As part of the infertility research at his clinic, Rock was able to conduct the first human trials for the Pill in Boston and sidestep Massachusetts' rigid anti-birth control law.
Rock tried several different progesterone preparations on his patients, including oral and injectable preparations in several different solutions, with and without oestrogen. But nothing was foolproof. Then, in late 1954, everything changed. Pincus became quite enthusiastic about two new compounds known collectively as the 19-nor-steriods – synthetic analogues to progesterone. Rock began to focus his studies on these new drugs.
In the autumn of 1955, Rock had tested what would become the first birth-control pill on only four women. Although he was reluctant to publish at such an early stage, he went along with Pincus and announced preliminary results of their research in Science in 1956. Soon after, the new progestin compounds were tested in larger field trials in Porto Rico and, in 1960, the Pill - “Envoid” - received FDA approval.
At age 70, Rock launched a one-man campaign to gain Vatican approval of the Pill. “Rock was truly persuaded that the oral contraceptive could solve the birth-control problems for Catholics,” explain the authors Marsh and Ronner. “His coreligionists in working-class Boston were among the heaviest sufferers from the ill effects of too many children and too little money.”
He became the Pill’s outspoken champion, but behind the scenes, Rock’s personal life was being torn to shreds.

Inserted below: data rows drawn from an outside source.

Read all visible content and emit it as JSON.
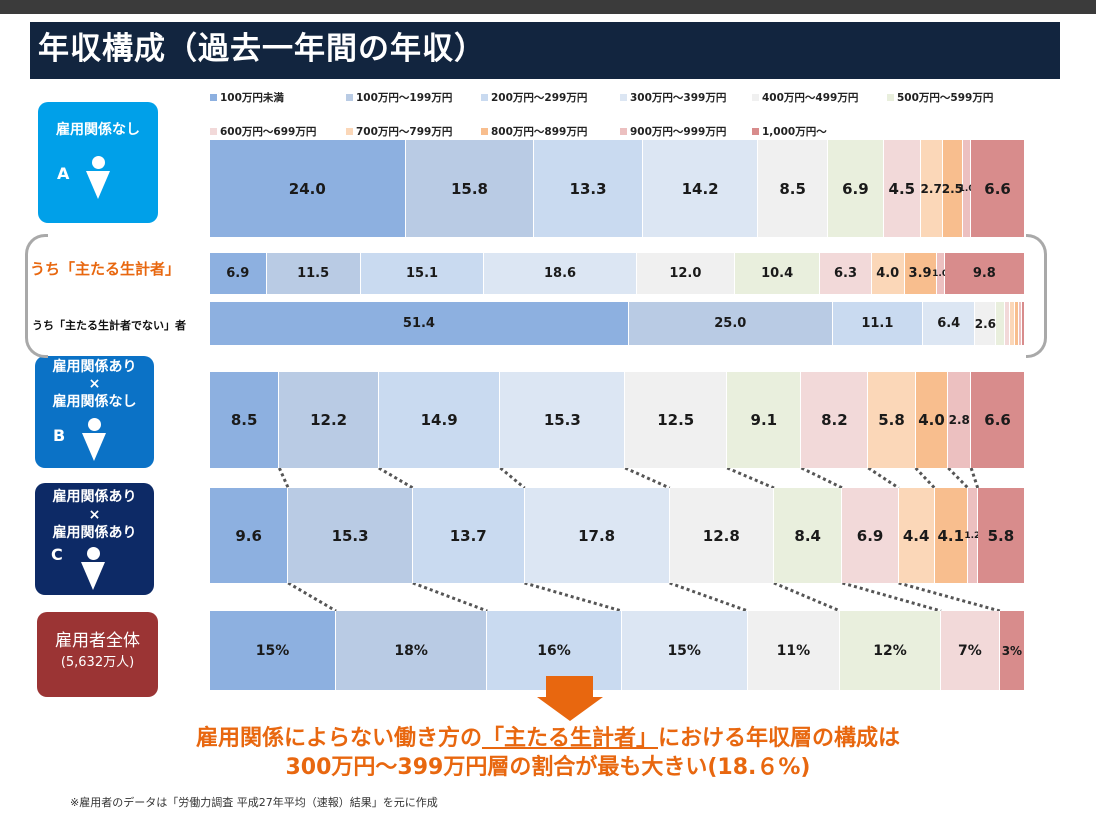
{
  "title": "年収構成（過去一年間の年収）",
  "legend_row1": [
    "100万円未満",
    "100万円～199万円",
    "200万円～299万円",
    "300万円～399万円",
    "400万円～499万円",
    "500万円～599万円"
  ],
  "legend_row2": [
    "600万円～699万円",
    "700万円～799万円",
    "800万円～899万円",
    "900万円～999万円",
    "1,000万円～"
  ],
  "colors": [
    "#8db0e0",
    "#b9cbe4",
    "#c9daf0",
    "#dce6f3",
    "#f0f0f0",
    "#e9efdd",
    "#f2d9d9",
    "#fbd7b8",
    "#f8be8e",
    "#ecc0c0",
    "#d88c8c"
  ],
  "boxes": {
    "a": {
      "line1": "雇用関係なし",
      "letter": "A"
    },
    "b": {
      "line1": "雇用関係あり",
      "line2": "×",
      "line3": "雇用関係なし",
      "letter": "B"
    },
    "c": {
      "line1": "雇用関係あり",
      "line2": "×",
      "line3": "雇用関係あり",
      "letter": "C"
    },
    "total": {
      "line1": "雇用者全体",
      "line2": "(5,632万人)"
    }
  },
  "row_labels": {
    "main_earner": "うち「主たる生計者」",
    "non_main_earner": "うち「主たる生計者でない」者"
  },
  "conclusion_line1_pre": "雇用関係によらない働き方の",
  "conclusion_line1_hl": "「主たる生計者」",
  "conclusion_line1_post": "における年収層の構成は",
  "conclusion_line2": "300万円～399万円層の割合が最も大きい(18.６%)",
  "footnote": "※雇用者のデータは「労働力調査 平成27年平均（速報）結果」を元に作成",
  "chart_data": [
    {
      "type": "bar",
      "name": "雇用関係なし A",
      "values": [
        24.0,
        15.8,
        13.3,
        14.2,
        8.5,
        6.9,
        4.5,
        2.7,
        2.5,
        1.0,
        6.6
      ],
      "labels": [
        "24.0",
        "15.8",
        "13.3",
        "14.2",
        "8.5",
        "6.9",
        "4.5",
        "2.7",
        "2.5",
        "1.0",
        "6.6"
      ]
    },
    {
      "type": "bar",
      "name": "うち「主たる生計者」",
      "values": [
        6.9,
        11.5,
        15.1,
        18.6,
        12.0,
        10.4,
        6.3,
        4.0,
        3.9,
        1.0,
        9.8
      ],
      "labels": [
        "6.9",
        "11.5",
        "15.1",
        "18.6",
        "12.0",
        "10.4",
        "6.3",
        "4.0",
        "3.9",
        "1.0",
        "9.8"
      ]
    },
    {
      "type": "bar",
      "name": "うち「主たる生計者でない」者",
      "values": [
        51.4,
        25.0,
        11.1,
        6.4,
        2.6,
        1.0,
        0.7,
        0.6,
        0.5,
        0.3,
        0.4
      ],
      "labels": [
        "51.4",
        "25.0",
        "11.1",
        "6.4",
        "2.6",
        "",
        "",
        "",
        "",
        "",
        ""
      ]
    },
    {
      "type": "bar",
      "name": "雇用関係あり×雇用関係なし B",
      "values": [
        8.5,
        12.2,
        14.9,
        15.3,
        12.5,
        9.1,
        8.2,
        5.8,
        4.0,
        2.8,
        6.6
      ],
      "labels": [
        "8.5",
        "12.2",
        "14.9",
        "15.3",
        "12.5",
        "9.1",
        "8.2",
        "5.8",
        "4.0",
        "2.8",
        "6.6"
      ]
    },
    {
      "type": "bar",
      "name": "雇用関係あり×雇用関係あり C",
      "values": [
        9.6,
        15.3,
        13.7,
        17.8,
        12.8,
        8.4,
        6.9,
        4.4,
        4.1,
        1.2,
        5.8
      ],
      "labels": [
        "9.6",
        "15.3",
        "13.7",
        "17.8",
        "12.8",
        "8.4",
        "6.9",
        "4.4",
        "4.1",
        "1.2",
        "5.8"
      ]
    },
    {
      "type": "bar",
      "name": "雇用者全体",
      "values": [
        15,
        18,
        16,
        15,
        11,
        12,
        7,
        3
      ],
      "labels": [
        "15%",
        "18%",
        "16%",
        "15%",
        "11%",
        "12%",
        "7%",
        "3%"
      ]
    }
  ]
}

His beloved wife Nan had been battling colon cancer for a number of years, but in 1961 her cancer returned. “The return of her illness, and her death that same year, would unmoor him completely. He needed to keep busy, the busier the better.”

Rock argued that using the Pill was a more precise way of following the rhythm method. He strongly believed that the church should consider it a "natural", and therefore acceptable, form of birth control, because it contained the same hormones already present in every woman’s reproductive system and just extended the "safe period" a woman would have every month.
In 1963, he gained national attention for his cause with the publication of his second book on birth control: The Time Has Come: A Catholic Doctor's Proposals to End the Battle over Birth Control. As Rock became a familiar figure in America and abroad, his view quickly took root among laity of the church as well as among many Catholic religious leaders.
Confident that the Church would eventually approve the use of the Pill, Rock was crushed when Pope Paul VI officially banned the Pill in the encyclical Humanae Vitae (Of Human Life) in 1968. In his later years, having lost faith in the Church, the man who once attended mass daily stopped going to church altogether.

Yet, despite the Church's continued opposition to the Pill, a profound change had taken place among Catholics. Since the encyclical, millions of Catholics around the world have chosen to follow their own consciences on the matter of birth control. Rock's views on the Pill, once daring and radical, had become commonplace among the rank and file of the Church.

In 1972, the aging doctor closed his medical practice and retired with only a little money to New Hampshire, but he lived on for more than a decade, long enough to see irrefutable proof that in vitro fertilisation could produce a healthy baby when in 1978 the world’s first test-tube baby, Louise Brown was born in the UK.

Rock turned 90 on March 24, 1980, surrounded by his children and all nineteen of his grandchildren. By this time he had grown quite frail, and although he had lived through a number of ailments, it was heart disease that claimed him in the end.
On Sunday, December 3, 1984 – three months shy of his 95th birthday – Rock asked to be admitted to hospital, where he later died. “The nurse who sat up with him through the night recalled that before he died, he told her he was seeing angels. The sight would have given him comfort. During the last year or so, he had been returning to his faith,” say the authors.
In 2010 the pill celebrates its fiftieth birthday, and Louise Brown will turn 32. Rock would be please to know that 90 percent of Catholics approve the use of contraceptives. He had a profound faith in the ordinary individual’s ability to make the right choice.